Whether it’s the MR manifestation or a spectral Gota haunting, Sri Lanka is in for a long grip of authoritarianism; but the two versiosn will be different. The Mahinda version will be populist as were his 2005-2015 presidencies; there will be a velvet glove of welfare and concessions to popular pressure. Argentina’s Peron or Mahathir’s long former spell as PM spring to mind except that neither was corrupt. A Gota autocracy will reflect the style of the man and the expectations of those who want him "to get on with the job". It will be less class conciliatory, make short shrift of liberal niceties and get on with the job in the name of efficiency. He has expressed a commitment to modernisation and global opening-up, technology especially IT, renewable energy and environmental protection and comes over as a problem-solver and a doer who has proved himself, controversially as Defence Secretary and creditably as urban reorganiser.

He is painted, justifiably to go by experience, as a threat to democratic rights and freedoms.

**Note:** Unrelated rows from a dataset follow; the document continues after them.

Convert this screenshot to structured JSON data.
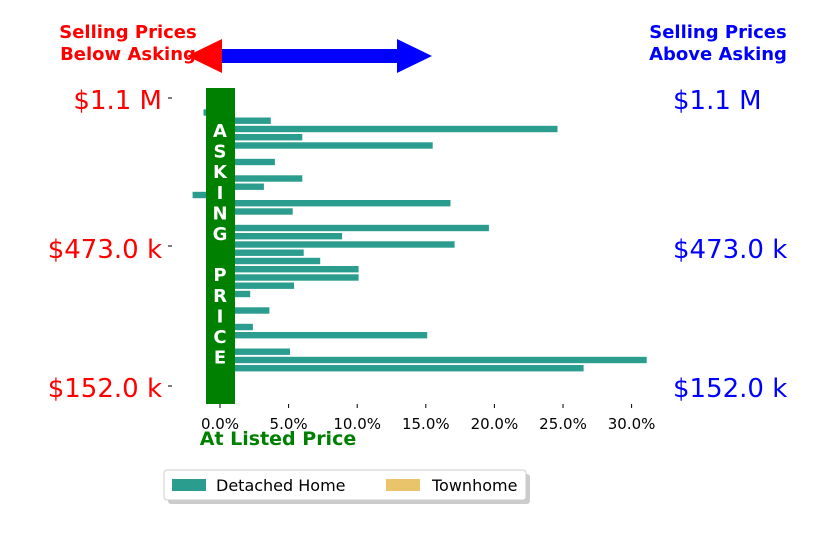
{
  "chart_data": {
    "type": "bar",
    "orientation": "horizontal",
    "annotations": {
      "left_title": [
        "Selling Prices",
        "Below Asking"
      ],
      "right_title": [
        "Selling Prices",
        "Above Asking"
      ],
      "asking_price_letters": [
        "A",
        "S",
        "K",
        "I",
        "N",
        "G",
        "",
        "P",
        "R",
        "I",
        "C",
        "E"
      ],
      "at_listed_price": "At Listed Price"
    },
    "y_ticks_left": [
      "$1.1 M",
      "$473.0 k",
      "$152.0 k"
    ],
    "y_ticks_right": [
      "$1.1 M",
      "$473.0 k",
      "$152.0 k"
    ],
    "x_ticks": [
      "0.0%",
      "5.0%",
      "10.0%",
      "15.0%",
      "20.0%",
      "25.0%",
      "30.0%"
    ],
    "xlim": [
      -0.035,
      0.325
    ],
    "x_tick_values": [
      0.0,
      0.05,
      0.1,
      0.15,
      0.2,
      0.25,
      0.3
    ],
    "legend_position": "bottom-center",
    "series": [
      {
        "name": "Detached Home",
        "color": "#2a9d8f",
        "values": [
          0.004,
          -0.012,
          0.037,
          0.246,
          0.06,
          0.155,
          0.005,
          0.04,
          0.002,
          0.06,
          0.032,
          -0.02,
          0.168,
          0.053,
          0.003,
          0.196,
          0.089,
          0.171,
          0.061,
          0.073,
          0.101,
          0.101,
          0.054,
          0.022,
          0.008,
          0.036,
          0.002,
          0.024,
          0.151,
          0.008,
          0.051,
          0.311,
          0.265
        ]
      },
      {
        "name": "Townhome",
        "color": "#e9c46a",
        "values": [
          0.003
        ]
      }
    ]
  }
}
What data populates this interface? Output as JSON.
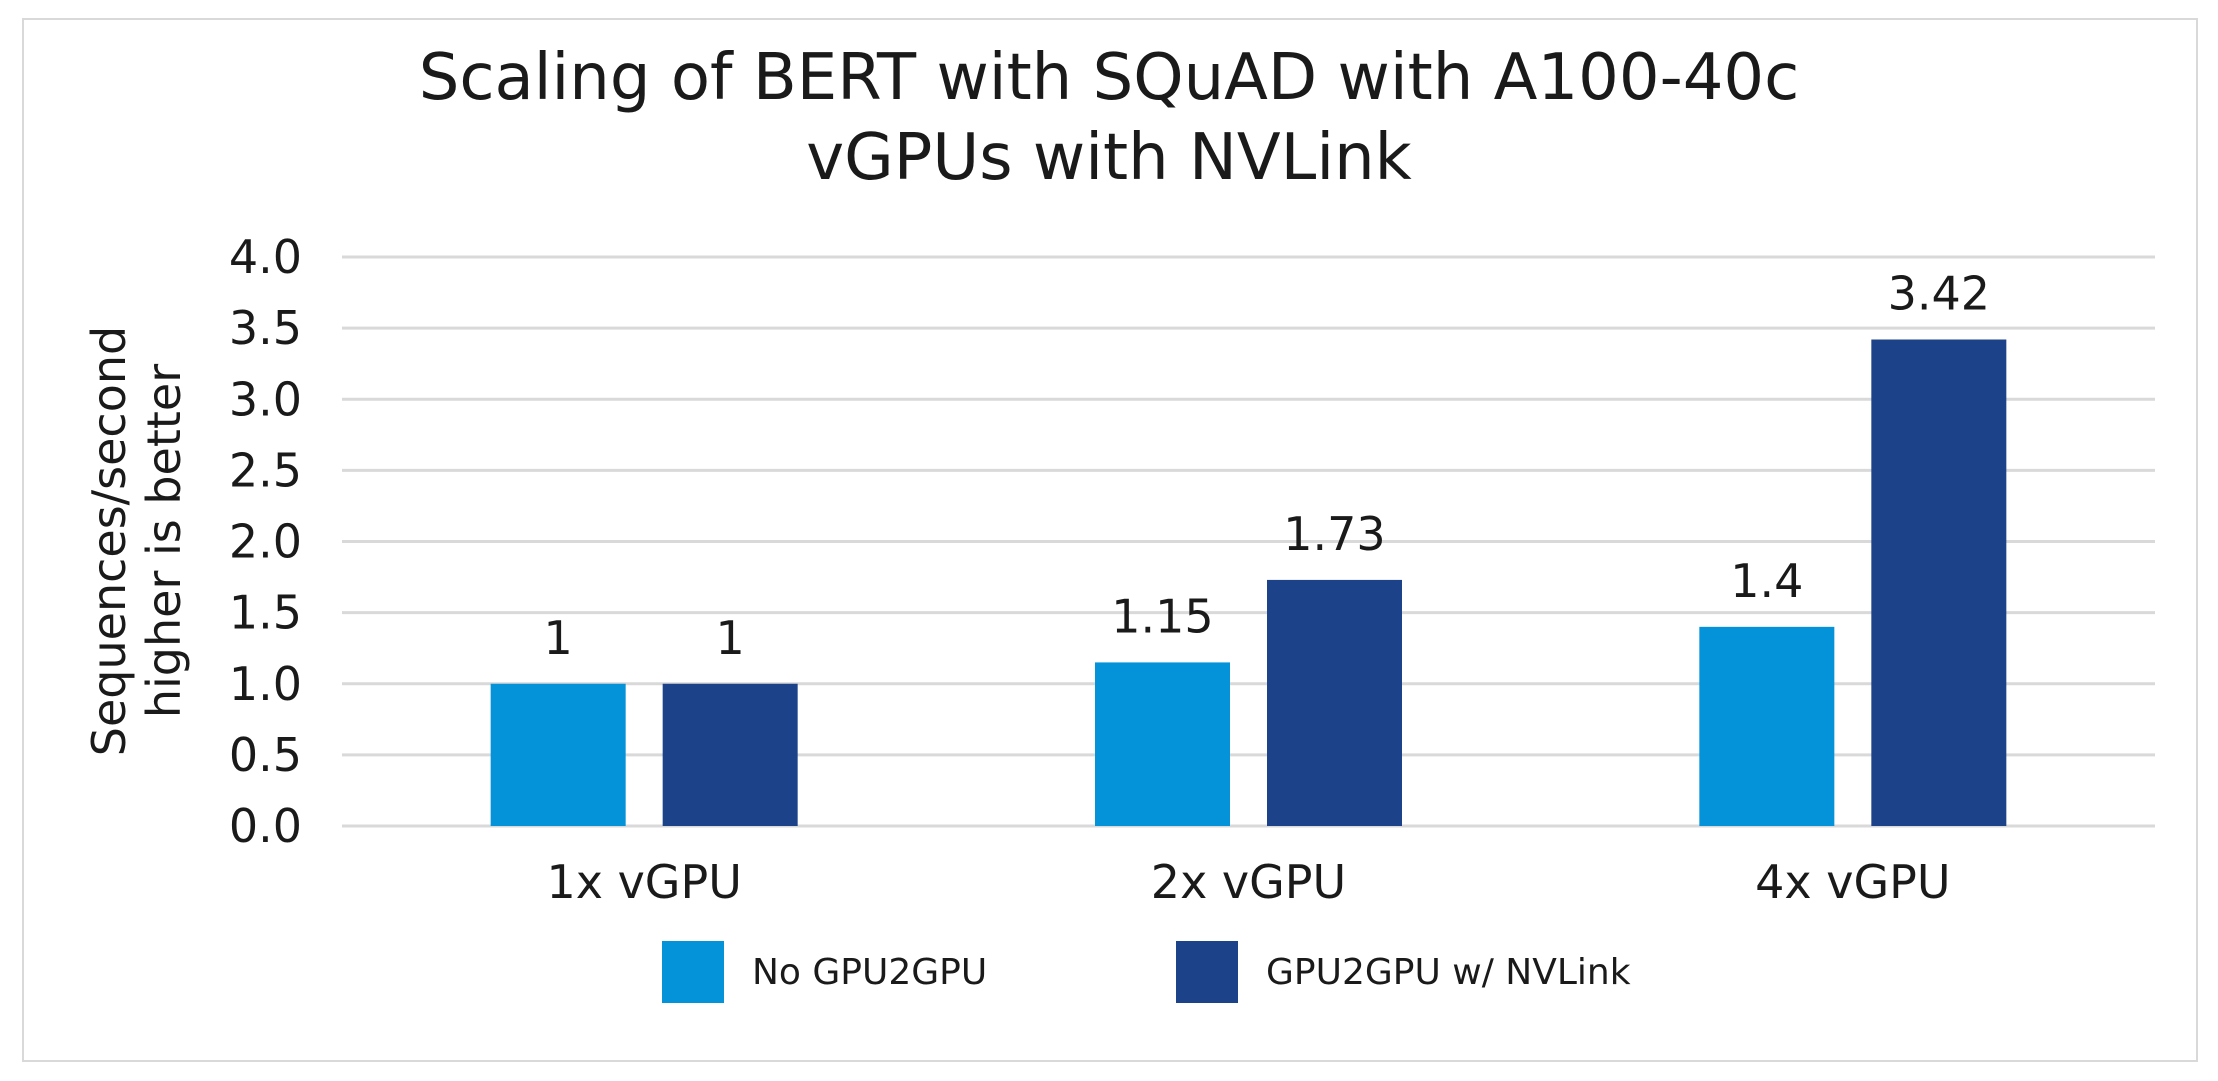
{
  "colors": {
    "series1": "#0492d9",
    "series2": "#1c428a",
    "grid": "#d9d9d9",
    "text": "#1a1a1a"
  },
  "chart_data": {
    "type": "bar",
    "title_lines": [
      "Scaling of BERT with SQuAD with A100-40c",
      "vGPUs with NVLink"
    ],
    "ylabel_lines": [
      "Sequences/second",
      "higher is better"
    ],
    "xlabel": "",
    "categories": [
      "1x vGPU",
      "2x vGPU",
      "4x vGPU"
    ],
    "series": [
      {
        "name": "No GPU2GPU",
        "values": [
          1,
          1.15,
          1.4
        ],
        "labels": [
          "1",
          "1.15",
          "1.4"
        ]
      },
      {
        "name": "GPU2GPU w/ NVLink",
        "values": [
          1,
          1.73,
          3.42
        ],
        "labels": [
          "1",
          "1.73",
          "3.42"
        ]
      }
    ],
    "ylim": [
      0,
      4
    ],
    "yticks": [
      "0.0",
      "0.5",
      "1.0",
      "1.5",
      "2.0",
      "2.5",
      "3.0",
      "3.5",
      "4.0"
    ],
    "grid": true,
    "legend_position": "bottom"
  }
}
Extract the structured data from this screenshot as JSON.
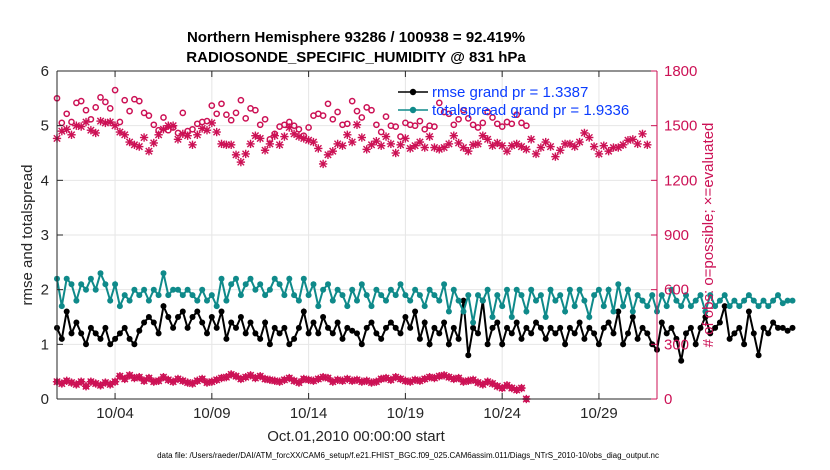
{
  "chart_data": {
    "type": "line",
    "title": "Northern Hemisphere 93286 / 100938 = 92.419%",
    "subtitle": "RADIOSONDE_SPECIFIC_HUMIDITY @ 831 hPa",
    "xlabel": "Oct.01,2010 00:00:00 start",
    "ylabel": "rmse and totalspread",
    "ylabel_right": "# of obs: o=possible; ×=evaluated",
    "xlim": [
      1.0,
      32.0
    ],
    "ylim": [
      0,
      6
    ],
    "ylim_right": [
      0,
      1800
    ],
    "x_ticks": [
      4,
      9,
      14,
      19,
      24,
      29
    ],
    "x_tick_labels": [
      "10/04",
      "10/09",
      "10/14",
      "10/19",
      "10/24",
      "10/29"
    ],
    "y_ticks": [
      0,
      1,
      2,
      3,
      4,
      5,
      6
    ],
    "y_tick_labels": [
      "0",
      "1",
      "2",
      "3",
      "4",
      "5",
      "6"
    ],
    "y_ticks_right": [
      0,
      300,
      600,
      900,
      1200,
      1500,
      1800
    ],
    "y_tick_labels_right": [
      "0",
      "300",
      "600",
      "900",
      "1200",
      "1500",
      "1800"
    ],
    "x_start": 1.0,
    "x_step": 0.25,
    "legend": {
      "position": "top-right",
      "entries": [
        "rmse grand pr = 1.3387",
        "totalspread grand pr = 1.9336"
      ]
    },
    "series": [
      {
        "name": "rmse",
        "color": "#000000",
        "marker": "filled-circle",
        "axis": "left",
        "values": [
          1.3,
          1.1,
          1.6,
          1.2,
          1.4,
          1.2,
          1.0,
          1.3,
          1.2,
          1.1,
          1.3,
          1.0,
          1.1,
          1.2,
          1.3,
          1.1,
          1.0,
          1.25,
          1.4,
          1.5,
          1.4,
          1.2,
          1.7,
          1.5,
          1.3,
          1.5,
          1.6,
          1.3,
          1.5,
          1.6,
          1.4,
          1.2,
          1.5,
          1.3,
          1.6,
          1.1,
          1.4,
          1.3,
          1.5,
          1.2,
          1.4,
          1.2,
          1.1,
          1.4,
          1.0,
          1.3,
          1.2,
          1.3,
          1.0,
          1.1,
          1.3,
          1.6,
          1.2,
          1.4,
          1.2,
          1.5,
          1.3,
          1.2,
          1.4,
          1.1,
          1.3,
          1.25,
          1.2,
          1.0,
          1.3,
          1.4,
          1.2,
          1.1,
          1.3,
          1.4,
          1.3,
          1.2,
          1.5,
          1.3,
          1.6,
          1.1,
          1.4,
          1.0,
          1.3,
          1.2,
          1.4,
          1.0,
          1.3,
          1.1,
          1.8,
          0.8,
          1.3,
          1.2,
          1.8,
          1.0,
          1.3,
          1.4,
          1.0,
          1.3,
          1.2,
          1.4,
          1.1,
          1.3,
          1.2,
          1.4,
          1.3,
          1.1,
          1.3,
          1.2,
          1.3,
          1.0,
          1.3,
          1.2,
          1.4,
          1.1,
          1.3,
          1.2,
          1.0,
          1.3,
          1.4,
          1.2,
          1.6,
          1.0,
          1.2,
          1.5,
          1.1,
          1.3,
          1.2,
          1.0,
          0.9,
          1.4,
          1.2,
          1.3,
          1.1,
          0.7,
          1.2,
          1.3,
          1.0,
          1.3,
          1.5,
          1.2,
          1.3,
          1.4,
          1.7,
          1.1,
          1.2,
          1.3,
          1.0,
          1.6,
          1.2,
          0.8,
          1.3,
          1.2,
          1.4,
          1.3,
          1.3,
          1.25,
          1.3
        ]
      },
      {
        "name": "totalspread",
        "color": "#0f8a8a",
        "marker": "filled-circle",
        "axis": "left",
        "values": [
          2.2,
          1.7,
          2.2,
          2.1,
          1.8,
          2.1,
          2.0,
          2.2,
          2.0,
          2.3,
          2.1,
          1.8,
          2.1,
          1.7,
          1.9,
          1.8,
          2.0,
          1.9,
          2.0,
          1.8,
          2.0,
          1.9,
          2.3,
          1.9,
          2.0,
          2.0,
          1.9,
          2.0,
          1.9,
          1.8,
          2.0,
          1.8,
          1.9,
          1.7,
          2.2,
          1.8,
          2.1,
          2.2,
          1.9,
          2.1,
          2.2,
          2.0,
          2.1,
          1.9,
          2.0,
          2.2,
          2.1,
          1.9,
          2.2,
          1.9,
          1.8,
          2.2,
          1.9,
          2.1,
          1.7,
          2.0,
          2.1,
          1.8,
          2.0,
          1.9,
          1.7,
          2.0,
          1.8,
          2.1,
          1.9,
          1.7,
          2.0,
          1.9,
          1.8,
          2.0,
          1.9,
          2.1,
          1.9,
          1.8,
          2.0,
          1.9,
          1.7,
          2.0,
          1.9,
          1.8,
          2.1,
          1.6,
          2.0,
          1.8,
          1.6,
          1.9,
          1.4,
          1.9,
          1.8,
          2.0,
          1.5,
          1.9,
          1.7,
          2.0,
          1.5,
          2.0,
          1.9,
          1.6,
          2.0,
          1.8,
          1.9,
          1.5,
          2.0,
          1.8,
          1.9,
          1.6,
          2.0,
          1.7,
          2.0,
          1.8,
          1.5,
          1.9,
          2.0,
          1.7,
          2.0,
          1.6,
          2.1,
          1.7,
          2.0,
          1.6,
          1.9,
          1.8,
          1.7,
          1.9,
          1.6,
          1.9,
          1.7,
          2.0,
          1.8,
          1.7,
          1.9,
          1.7,
          1.8,
          1.9,
          1.6,
          1.9,
          1.7,
          1.8,
          1.9,
          1.7,
          1.8,
          1.7,
          1.8,
          1.9,
          1.8,
          1.7,
          1.8,
          1.7,
          1.8,
          1.9,
          1.75,
          1.8,
          1.8
        ]
      },
      {
        "name": "obs possible",
        "color": "#cc1155",
        "marker": "open-circle",
        "axis": "right",
        "values": [
          1650,
          1515,
          1565,
          1520,
          1625,
          1635,
          1585,
          1535,
          1600,
          1655,
          1630,
          1595,
          1695,
          1520,
          1640,
          1580,
          1645,
          1635,
          1570,
          1555,
          1505,
          1475,
          1545,
          1475,
          1490,
          1460,
          1570,
          1470,
          1480,
          1510,
          1520,
          1525,
          1610,
          1565,
          1620,
          1560,
          1530,
          1570,
          1640,
          1540,
          1595,
          1585,
          1505,
          1535,
          1425,
          1455,
          1495,
          1505,
          1520,
          1500,
          1480,
          1445,
          1490,
          1555,
          1565,
          1555,
          1620,
          1535,
          1575,
          1505,
          1510,
          1635,
          1580,
          1545,
          1600,
          1585,
          1505,
          1465,
          1550,
          1500,
          1495,
          1440,
          1515,
          1505,
          1500,
          1525,
          1480,
          1500,
          1495,
          1625,
          1575,
          1565,
          1505,
          1535,
          1585,
          1540,
          1505,
          1490,
          1515,
          1575,
          1545,
          1510,
          1495,
          1520,
          1510,
          1560,
          1515,
          1500
        ]
      },
      {
        "name": "obs evaluated",
        "color": "#cc1155",
        "marker": "x",
        "axis": "right",
        "values": [
          1430,
          1470,
          1480,
          1450,
          1500,
          1495,
          1520,
          1475,
          1460,
          1525,
          1515,
          1520,
          1500,
          1465,
          1450,
          1410,
          1395,
          1385,
          1435,
          1360,
          1405,
          1450,
          1480,
          1500,
          1500,
          1425,
          1455,
          1445,
          1395,
          1450,
          1485,
          1475,
          1515,
          1465,
          1400,
          1395,
          1395,
          1340,
          1300,
          1345,
          1400,
          1445,
          1430,
          1365,
          1400,
          1445,
          1395,
          1440,
          1490,
          1455,
          1440,
          1430,
          1420,
          1410,
          1375,
          1290,
          1340,
          1360,
          1400,
          1390,
          1450,
          1410,
          1505,
          1435,
          1370,
          1395,
          1415,
          1390,
          1440,
          1400,
          1350,
          1395,
          1430,
          1375,
          1390,
          1410,
          1380,
          1440,
          1380,
          1370,
          1380,
          1400,
          1445,
          1405,
          1380,
          1360,
          1395,
          1400,
          1445,
          1425,
          1390,
          1405,
          1390,
          1360,
          1390,
          1400,
          1385,
          1370,
          1425,
          1345,
          1380,
          1410,
          1385,
          1330,
          1365,
          1400,
          1400,
          1385,
          1410,
          1460,
          1435,
          1385,
          1345,
          1390,
          1360,
          1380,
          1380,
          1395,
          1420,
          1425,
          1400,
          1455,
          1395
        ]
      },
      {
        "name": "obs count (bottom)",
        "color": "#cc1155",
        "marker": "open-circle-and-x",
        "axis": "right",
        "values": [
          95,
          85,
          100,
          90,
          80,
          95,
          70,
          95,
          85,
          75,
          90,
          80,
          95,
          125,
          110,
          130,
          115,
          120,
          100,
          115,
          95,
          100,
          120,
          105,
          95,
          110,
          100,
          90,
          85,
          100,
          110,
          90,
          95,
          105,
          115,
          120,
          135,
          125,
          110,
          120,
          130,
          115,
          125,
          110,
          105,
          100,
          95,
          105,
          115,
          100,
          90,
          110,
          105,
          100,
          110,
          120,
          115,
          95,
          105,
          100,
          110,
          100,
          105,
          95,
          100,
          90,
          95,
          110,
          115,
          105,
          120,
          110,
          100,
          95,
          105,
          100,
          110,
          120,
          115,
          125,
          130,
          120,
          110,
          115,
          95,
          100,
          105,
          90,
          80,
          95,
          85,
          70,
          60,
          75,
          60,
          50,
          60,
          0
        ]
      }
    ]
  },
  "footer": {
    "data_file": "data file: /Users/raeder/DAI/ATM_forcXX/CAM6_setup/f.e21.FHIST_BGC.f09_025.CAM6assim.011/Diags_NTrS_2010-10/obs_diag_output.nc"
  }
}
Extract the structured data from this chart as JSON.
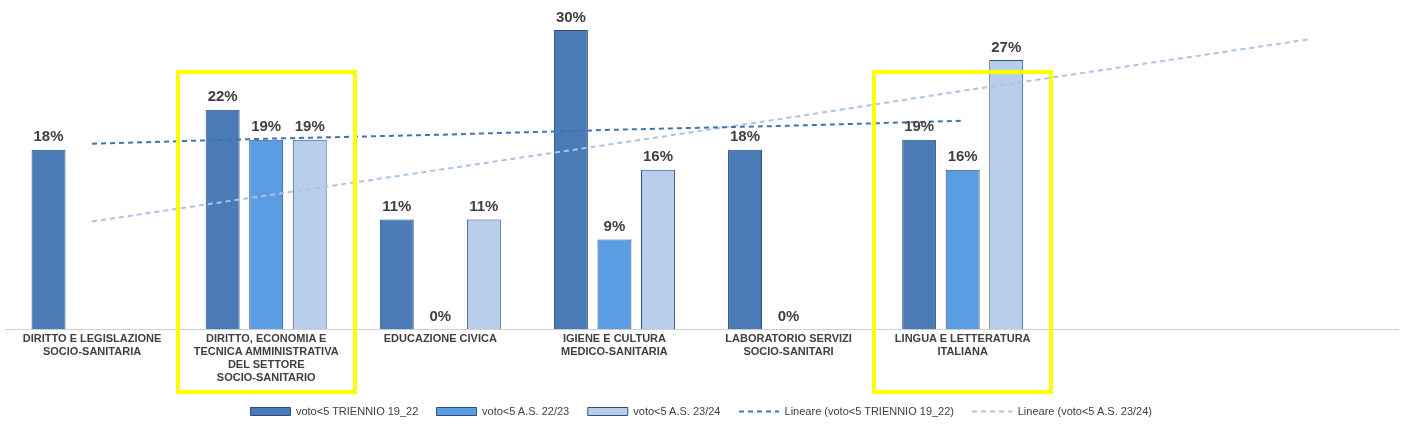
{
  "chart_data": {
    "type": "bar",
    "categories": [
      "DIRITTO E LEGISLAZIONE SOCIO-SANITARIA",
      "DIRITTO, ECONOMIA E TECNICA AMMINISTRATIVA DEL SETTORE SOCIO-SANITARIO",
      "EDUCAZIONE CIVICA",
      "IGIENE E CULTURA MEDICO-SANITARIA",
      "LABORATORIO SERVIZI SOCIO-SANITARI",
      "LINGUA E LETTERATURA ITALIANA",
      null,
      null
    ],
    "series": [
      {
        "name": "voto<5 TRIENNIO 19_22",
        "color": "#4a7bb7",
        "values": [
          18,
          22,
          11,
          30,
          18,
          19,
          null,
          null
        ],
        "value_labels": [
          "18%",
          "22%",
          "11%",
          "30%",
          "18%",
          "19%",
          null,
          null
        ]
      },
      {
        "name": "voto<5 A.S. 22/23",
        "color": "#5b9de3",
        "values": [
          null,
          19,
          0,
          9,
          0,
          16,
          null,
          null
        ],
        "value_labels": [
          null,
          "19%",
          "0%",
          "9%",
          "0%",
          "16%",
          null,
          null
        ]
      },
      {
        "name": "voto<5 A.S. 23/24",
        "color": "#b8cdeb",
        "values": [
          null,
          19,
          11,
          16,
          null,
          27,
          null,
          null
        ],
        "value_labels": [
          null,
          "19%",
          "11%",
          "16%",
          null,
          "27%",
          null,
          null
        ]
      },
      {
        "name": "Lineare (voto<5 TRIENNIO 19_22)",
        "type": "line",
        "line_style": "dashed",
        "color": "#3f74b3",
        "values": [
          18.6,
          19.1,
          19.5,
          20.0,
          20.4,
          20.9,
          null,
          null
        ]
      },
      {
        "name": "Lineare (voto<5 A.S. 23/24)",
        "type": "line",
        "line_style": "dashed",
        "color": "#a9c4e8",
        "values": [
          10.8,
          13.4,
          16.0,
          18.6,
          21.2,
          23.9,
          26.5,
          29.1
        ]
      }
    ],
    "legend": "bottom",
    "grid": false,
    "marker": "none"
  }
}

An old friend and one-time university leftist, now a devoted Gota admirer, joked that he hoped they retained one last white van for me! Though both are avatars of authoritarianism, the two will impact on personal lives and social spaces differently. The Gota version, it is feared, will be harsh, the Mahinda option avuncular. What the two have in common is that, given the electoral antecedent, both when under pressure will stabilise themselves by an appeal to nativist Sinhala-Buddhist ideology. That ideology will not go away because it was the people themselves who willed it. I am aware that this is a pessimistic thesis, but my task is to tell you the truth not lull you with soporifics.

Does this mean that we must throw up our hands and do nothing? Absolutely NO! Even on the darkest nights there are things to do. I will conclude by stating the most urgent; recall my comment about "getting ready, just in case". The imperative in this phrase is the "getting ready", not the "just in case". A defensive non-regime alliance, not only political but also including the political parties (UNP, JVP, minority parties) and civil society, journalists and artists, must be formed. The programme must be minimal: Resist the creep of dictatorship by legislative statutes, state repression and in ‘vans’ of any colour. The JVP has to take the lead since the UNP is comatose after its knockout.

Come on everybody let’s get started. Defeatism following a defeat is suicide; know your enemy, know the terrain and know yourself.

Sun Tse say:

If you know your enemy and know yourself, you can win a hundred battles without a loss.

If you only know yourself, but not your enemy, you may win or you may lose.

If you know neither yourself nor your enemy, you will always lose.